Five banks have been fined a collective €1.07 billion by the European Commission for running a “cartel” that manipulated foreign exchange rates for financial gain.
The European Commission announced on Thursday that it had issued fines worth a collective €1.07 billion to JP Morgan, RBS, Citigroup, Barclays and MUFG for rigging currency markets for financial gain. Worst hit were RBS and Citi, which both must pay €310 million.
The Commission’s 5-year long investigation revealed that individual FX traders at the banks had created a “spot trading cartel” that was powerful enough to manipulate the market values of currencies. The traders used online chatrooms to share sensitive information relating to internal FX positioning and details of upcoming trades, and perhaps most crucially, customer orders.
The use of customer order information is among the most serious forms of “insider dealing” because it is frequently used in a manner that goes against the customer’s own interests as part of “front running” — the practice of placing internal trades before sending large, market-moving customer orders to market.

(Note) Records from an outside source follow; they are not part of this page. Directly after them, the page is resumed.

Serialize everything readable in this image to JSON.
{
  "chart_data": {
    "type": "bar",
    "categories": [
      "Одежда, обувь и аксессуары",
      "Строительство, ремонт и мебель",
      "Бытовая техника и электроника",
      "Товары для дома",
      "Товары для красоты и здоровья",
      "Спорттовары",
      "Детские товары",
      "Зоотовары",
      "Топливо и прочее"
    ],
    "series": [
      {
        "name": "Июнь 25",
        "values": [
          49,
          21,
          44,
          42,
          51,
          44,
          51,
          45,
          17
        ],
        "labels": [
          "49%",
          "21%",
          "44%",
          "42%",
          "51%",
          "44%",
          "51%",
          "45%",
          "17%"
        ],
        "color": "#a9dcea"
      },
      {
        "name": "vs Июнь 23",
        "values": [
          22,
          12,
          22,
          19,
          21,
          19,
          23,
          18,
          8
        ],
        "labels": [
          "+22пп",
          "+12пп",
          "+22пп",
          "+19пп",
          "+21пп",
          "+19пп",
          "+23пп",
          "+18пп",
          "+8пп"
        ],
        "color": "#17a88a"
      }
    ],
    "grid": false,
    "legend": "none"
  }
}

In the Commission’s own words, data shared among traders “enabled them to make informed market decisions on whether to sell or buy the currencies they had in their portfolios and when.”
Leading the investigation was Margrethe Vestager, who is quoted in the Commission’s press release as saying: “These cartel decisions send a clear message that the Commission will not tolerate collusive behavior in any sector of the financial markets.” She was too kind when she said that the banks had “undermined the integrity of the sector.”
The foreign exchange market is worth $5 trillion a day, making it the world’s largest financial market, and is the pillar on which all international trade and investing relies.
Fines by the European Commission are for infringements between December 2007 and January 2013 and follow those imposed for similar offences in 2014 by the UK’s FCA and two US regulators, the OCC and CFTC.